Extending array intersection ops to bloom indexes

From: Lauri Svan <lauri(dot)svan(at)rescomms(dot)com>
To: pgsql-hackers(at)postgresql(dot)org
Subject: Extending array intersection ops to bloom indexes
Date: 2020-09-16 11:34:26
Message-ID: CAAsqVvWbz0n7JYMNRJCc_-10wFsVSmWz+Ws0L5gS99kFedz75w@mail.gmail.com
Views: Raw Message | Whole Thread | Download mbox | Resend email
Thread:
Lists: pgsql-hackers

The current Bloom index implementation only supports = operator, but states
in the documentation that it could be extended to handle array intersection
or union queries in future. As the original authors are hanging out in this
list, I would like to discuss what such implementation might be.

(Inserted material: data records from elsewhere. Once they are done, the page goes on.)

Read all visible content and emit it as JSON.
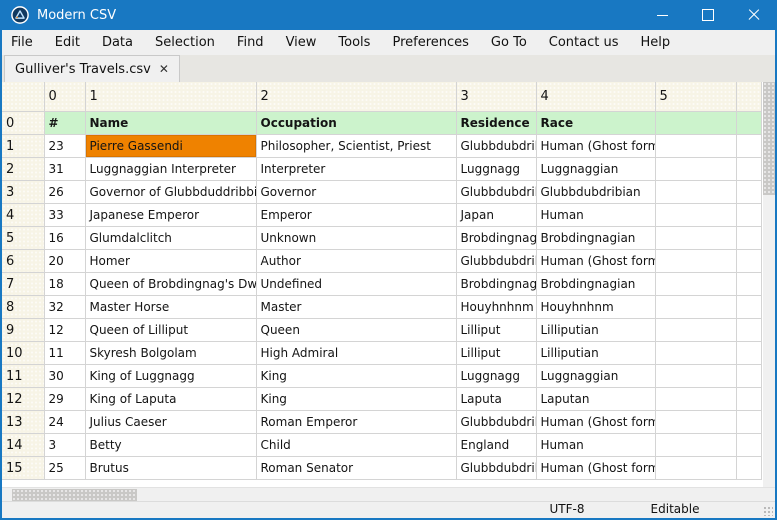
{
  "window": {
    "title": "Modern CSV",
    "controls": [
      {
        "name": "minimize"
      },
      {
        "name": "maximize"
      },
      {
        "name": "close"
      }
    ]
  },
  "menu": {
    "items": [
      "File",
      "Edit",
      "Data",
      "Selection",
      "Find",
      "View",
      "Tools",
      "Preferences",
      "Go To",
      "Contact us",
      "Help"
    ]
  },
  "tab": {
    "label": "Gulliver's Travels.csv",
    "close_glyph": "✕"
  },
  "grid": {
    "corner_label": "",
    "column_headers": [
      "0",
      "1",
      "2",
      "3",
      "4",
      "5",
      ""
    ],
    "selected": {
      "row": "1",
      "col": 1
    },
    "rows": [
      {
        "index": "0",
        "header": true,
        "cells": [
          "#",
          "Name",
          "Occupation",
          "Residence",
          "Race",
          "",
          ""
        ]
      },
      {
        "index": "1",
        "selected_col": 1,
        "cells": [
          "23",
          "Pierre Gassendi",
          "Philosopher, Scientist, Priest",
          "Glubbdubdrib",
          "Human (Ghost form)",
          "",
          ""
        ]
      },
      {
        "index": "2",
        "cells": [
          "31",
          "Luggnaggian Interpreter",
          "Interpreter",
          "Luggnagg",
          "Luggnaggian",
          "",
          ""
        ]
      },
      {
        "index": "3",
        "cells": [
          "26",
          "Governor of Glubbduddribbian",
          "Governor",
          "Glubbdubdrib",
          "Glubbdubdribian",
          "",
          ""
        ]
      },
      {
        "index": "4",
        "cells": [
          "33",
          "Japanese Emperor",
          "Emperor",
          "Japan",
          "Human",
          "",
          ""
        ]
      },
      {
        "index": "5",
        "cells": [
          "16",
          "Glumdalclitch",
          "Unknown",
          "Brobdingnag",
          "Brobdingnagian",
          "",
          ""
        ]
      },
      {
        "index": "6",
        "cells": [
          "20",
          "Homer",
          "Author",
          "Glubbdubdrib",
          "Human (Ghost form)",
          "",
          ""
        ]
      },
      {
        "index": "7",
        "cells": [
          "18",
          "Queen of Brobdingnag's Dwarf",
          "Undefined",
          "Brobdingnag",
          "Brobdingnagian",
          "",
          ""
        ]
      },
      {
        "index": "8",
        "cells": [
          "32",
          "Master Horse",
          "Master",
          "Houyhnhnm",
          "Houyhnhnm",
          "",
          ""
        ]
      },
      {
        "index": "9",
        "cells": [
          "12",
          "Queen of Lilliput",
          "Queen",
          "Lilliput",
          "Lilliputian",
          "",
          ""
        ]
      },
      {
        "index": "10",
        "cells": [
          "11",
          "Skyresh Bolgolam",
          "High Admiral",
          "Lilliput",
          "Lilliputian",
          "",
          ""
        ]
      },
      {
        "index": "11",
        "cells": [
          "30",
          "King of Luggnagg",
          "King",
          "Luggnagg",
          "Luggnaggian",
          "",
          ""
        ]
      },
      {
        "index": "12",
        "cells": [
          "29",
          "King of Laputa",
          "King",
          "Laputa",
          "Laputan",
          "",
          ""
        ]
      },
      {
        "index": "13",
        "cells": [
          "24",
          "Julius Caeser",
          "Roman Emperor",
          "Glubbdubdrib",
          "Human (Ghost form)",
          "",
          ""
        ]
      },
      {
        "index": "14",
        "cells": [
          "3",
          "Betty",
          "Child",
          "England",
          "Human",
          "",
          ""
        ]
      },
      {
        "index": "15",
        "cells": [
          "25",
          "Brutus",
          "Roman Senator",
          "Glubbdubdrib",
          "Human (Ghost form)",
          "",
          ""
        ]
      }
    ]
  },
  "status_bar": {
    "encoding": "UTF-8",
    "mode": "Editable"
  },
  "colors": {
    "titlebar": "#1878c2",
    "header_row_bg": "#ccf3cc",
    "selected_cell_bg": "#ef8200",
    "grid_header_bg": "#f7f4e6"
  }
}
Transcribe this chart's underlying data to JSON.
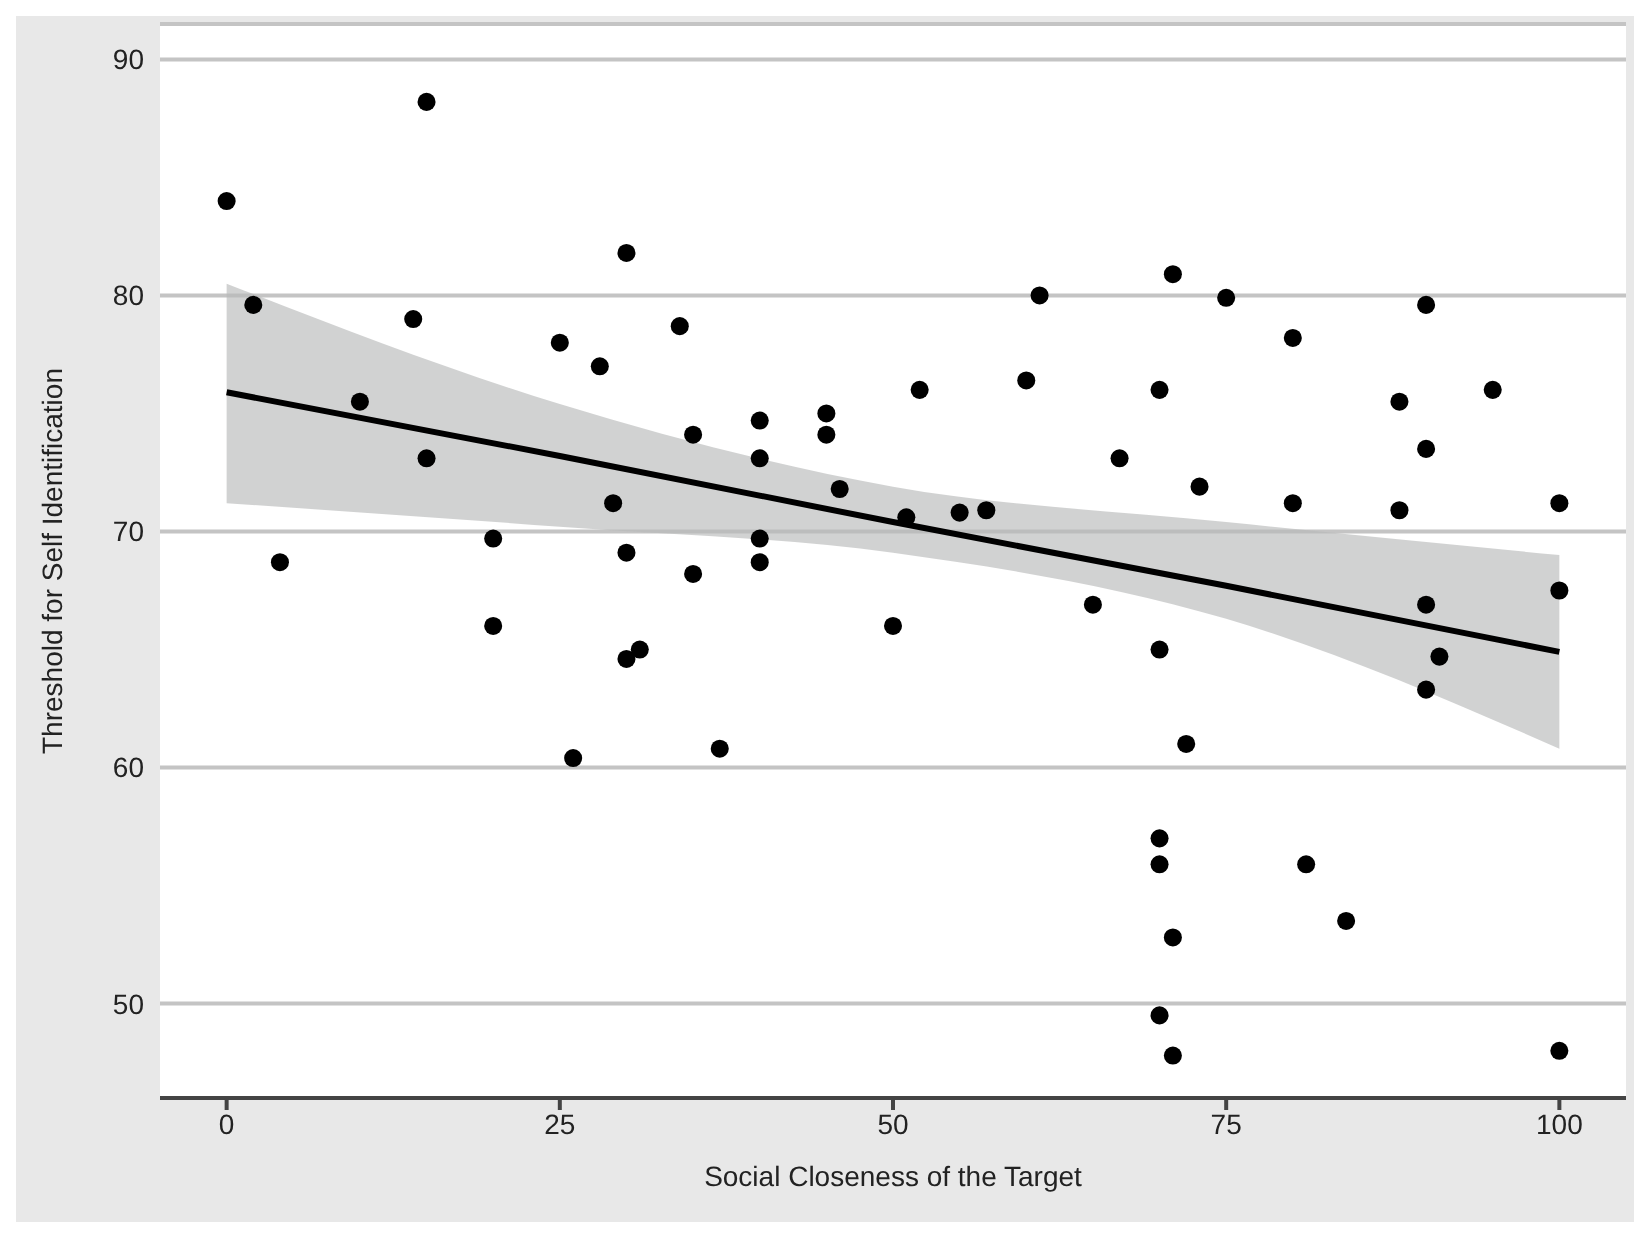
{
  "chart_data": {
    "type": "scatter",
    "xlabel": "Social Closeness of the Target",
    "ylabel": "Threshold for Self Identification",
    "xlim": [
      -5,
      105
    ],
    "xticks": [
      0,
      25,
      50,
      75,
      100
    ],
    "ylim": [
      46,
      91.5
    ],
    "yticks": [
      50,
      60,
      70,
      80,
      90
    ],
    "grid": "y",
    "series": [
      {
        "color": "#000000",
        "marker": "circle",
        "x": [
          0,
          2,
          4,
          10,
          14,
          15,
          15,
          20,
          20,
          25,
          26,
          28,
          29,
          30,
          30,
          30,
          31,
          34,
          35,
          35,
          37,
          40,
          40,
          40,
          40,
          45,
          45,
          46,
          50,
          51,
          52,
          55,
          57,
          60,
          61,
          65,
          67,
          70,
          70,
          70,
          70,
          70,
          71,
          71,
          71,
          72,
          73,
          75,
          80,
          80,
          81,
          84,
          88,
          88,
          90,
          90,
          90,
          90,
          91,
          95,
          100,
          100,
          100
        ],
        "values": [
          84,
          79.6,
          68.7,
          75.5,
          79,
          88.2,
          73.1,
          69.7,
          66,
          78,
          60.4,
          77,
          71.2,
          81.8,
          69.1,
          64.6,
          65,
          78.7,
          74.1,
          68.2,
          60.8,
          74.7,
          73.1,
          69.7,
          68.7,
          75,
          74.1,
          71.8,
          66,
          70.6,
          76,
          70.8,
          70.9,
          76.4,
          80,
          66.9,
          73.1,
          76,
          65,
          57,
          55.9,
          49.5,
          80.9,
          52.8,
          47.8,
          61,
          71.9,
          79.9,
          78.2,
          71.2,
          55.9,
          53.5,
          75.5,
          70.9,
          79.6,
          73.5,
          66.9,
          63.3,
          64.7,
          76,
          71.2,
          67.5,
          48
        ]
      },
      {
        "type": "line",
        "color": "#000000",
        "marker": "none",
        "x": [
          0,
          25,
          50,
          75,
          100
        ],
        "values": [
          75.9,
          73.2,
          70.4,
          67.7,
          64.9
        ],
        "lower": [
          71.2,
          70.2,
          69.1,
          66.3,
          60.8
        ],
        "upper": [
          80.5,
          75.4,
          71.9,
          70.4,
          69
        ]
      }
    ]
  }
}
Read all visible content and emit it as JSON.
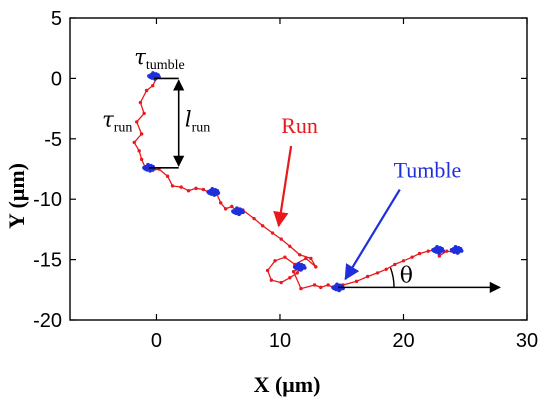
{
  "chart_data": {
    "type": "line",
    "title": "",
    "xlabel": "X (μm)",
    "ylabel": "Y (μm)",
    "xlim": [
      -7,
      30
    ],
    "ylim": [
      -20,
      5
    ],
    "xticks": [
      {
        "value": 0,
        "label": "0"
      },
      {
        "value": 10,
        "label": "10"
      },
      {
        "value": 20,
        "label": "20"
      },
      {
        "value": 30,
        "label": "30"
      }
    ],
    "yticks": [
      {
        "value": 5,
        "label": "5"
      },
      {
        "value": 0,
        "label": "0"
      },
      {
        "value": -5,
        "label": "-5"
      },
      {
        "value": -10,
        "label": "-10"
      },
      {
        "value": -15,
        "label": "-15"
      },
      {
        "value": -20,
        "label": "-20"
      }
    ],
    "grid": false,
    "colors": {
      "run": "#e8191d",
      "tumble": "#1f2fdc",
      "axis": "#000000",
      "annotation": "#000000"
    },
    "series": [
      {
        "role": "trajectory",
        "x": [
          -0.4,
          -0.1,
          0.1,
          -0.3,
          -0.8,
          -1.3,
          -1.0,
          -1.6,
          -1.2,
          -1.8,
          -1.4,
          -1.2,
          -0.9,
          -0.3,
          0.2,
          0.9,
          1.3,
          2.0,
          2.6,
          3.2,
          3.8,
          4.4,
          4.9,
          5.2,
          5.6,
          6.1,
          6.6,
          7.0,
          7.9,
          8.6,
          9.4,
          10.1,
          10.8,
          11.6,
          12.5,
          12.9,
          12.1,
          11.2,
          10.4,
          9.6,
          9.0,
          9.3,
          10.1,
          10.8,
          11.4,
          11.8,
          11.1,
          11.7,
          12.8,
          13.3,
          13.9,
          14.5,
          15.1,
          16.2,
          17.1,
          17.9,
          18.6,
          19.3,
          20.0,
          20.7,
          21.3,
          22.0,
          22.6,
          22.9,
          23.5,
          24.1,
          24.5
        ],
        "y": [
          0.3,
          0.1,
          0.2,
          -0.6,
          -1.0,
          -2.0,
          -2.9,
          -3.6,
          -4.6,
          -5.3,
          -6.0,
          -6.7,
          -7.4,
          -7.6,
          -7.5,
          -8.1,
          -8.9,
          -9.0,
          -9.3,
          -9.1,
          -9.2,
          -9.5,
          -9.6,
          -10.3,
          -10.8,
          -10.6,
          -11.1,
          -10.9,
          -11.6,
          -12.2,
          -12.8,
          -13.3,
          -13.9,
          -14.6,
          -14.9,
          -15.6,
          -14.9,
          -15.4,
          -14.8,
          -15.1,
          -15.9,
          -16.7,
          -16.9,
          -16.5,
          -16.1,
          -15.5,
          -16.0,
          -17.4,
          -17.1,
          -17.3,
          -17.1,
          -17.4,
          -17.1,
          -16.8,
          -16.4,
          -16.1,
          -15.8,
          -15.4,
          -15.1,
          -14.8,
          -14.5,
          -14.3,
          -14.2,
          -14.7,
          -14.3,
          -14.4,
          -14.2
        ]
      }
    ],
    "tumble_clusters": [
      {
        "x": -0.2,
        "y": 0.2
      },
      {
        "x": -0.6,
        "y": -7.4
      },
      {
        "x": 4.6,
        "y": -9.4
      },
      {
        "x": 6.6,
        "y": -11.0
      },
      {
        "x": 11.6,
        "y": -15.6
      },
      {
        "x": 14.7,
        "y": -17.3
      },
      {
        "x": 22.8,
        "y": -14.2
      },
      {
        "x": 24.3,
        "y": -14.2
      }
    ],
    "annotations": {
      "tau_tumble": {
        "symbol": "τ",
        "sub": "tumble",
        "x": -1.8,
        "y": 1.2
      },
      "tau_run": {
        "symbol": "τ",
        "sub": "run",
        "x": -4.4,
        "y": -4.0
      },
      "l_run": {
        "symbol": "l",
        "sub": "run",
        "x": 2.3,
        "y": -4.0,
        "arrow_from_y": 0.0,
        "arrow_to_y": -7.4,
        "arrow_x": 1.8
      },
      "run": {
        "text": "Run",
        "x": 10.1,
        "y": -4.5,
        "arrow_from": [
          10.9,
          -5.6
        ],
        "arrow_to": [
          9.9,
          -12.2
        ]
      },
      "tumble": {
        "text": "Tumble",
        "x": 19.2,
        "y": -8.2,
        "arrow_from": [
          19.7,
          -9.2
        ],
        "arrow_to": [
          15.3,
          -16.6
        ]
      },
      "theta": {
        "text": "θ",
        "x": 19.7,
        "y": -16.9,
        "ray_from": [
          14.7,
          -17.3
        ],
        "ray_to": [
          27.8,
          -17.3
        ],
        "traj_to": [
          22.8,
          -14.2
        ]
      }
    }
  }
}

I just started the investigation and most of what I am writing here is
likely faulty. What I currently ponder is if it were sufficient to OR the
hashed array values together and store in one go to the index, or if each
array value would need to be stored separately. The index insertion looks
somewhat costly, and it does not feel right to repeat that work for each
array element. The same would apply to the set membership queries - single
or many. If I am not totally mistaken, this depends on the number of
different hashing functions used, as each function would yield different
values. However, if I understood the operator class for the current bloom
index, we only give one hash function?

My own C skills are getting a bit rusty and I am new to pg codebase, but
I'll take that as a positive challenge. Any help in the algorithm and/or
implementation would be appreciated (even a small paid contribution would
not be out of question).

As to the problem I aim to solve, our small startup recently bumped into a
performance problem where I believe bloom index might help. We use arrays
extensively in our activity log, which stores a reference to pretty much
every record that changed during an activity. It is a somewhat heavy
structure, and while we index it using GIN indexes and partition by
timestamp, it already becomes slow to query with >10M rows. Surprisingly
the GIN index works slower than a full table scan to the partition within
the query time range. The table structure could be changed (e.g. unroll the
arrays, resulting in 10-20x the rows), but I'd like to exercise if the
problem could be solved with proper indexes, first.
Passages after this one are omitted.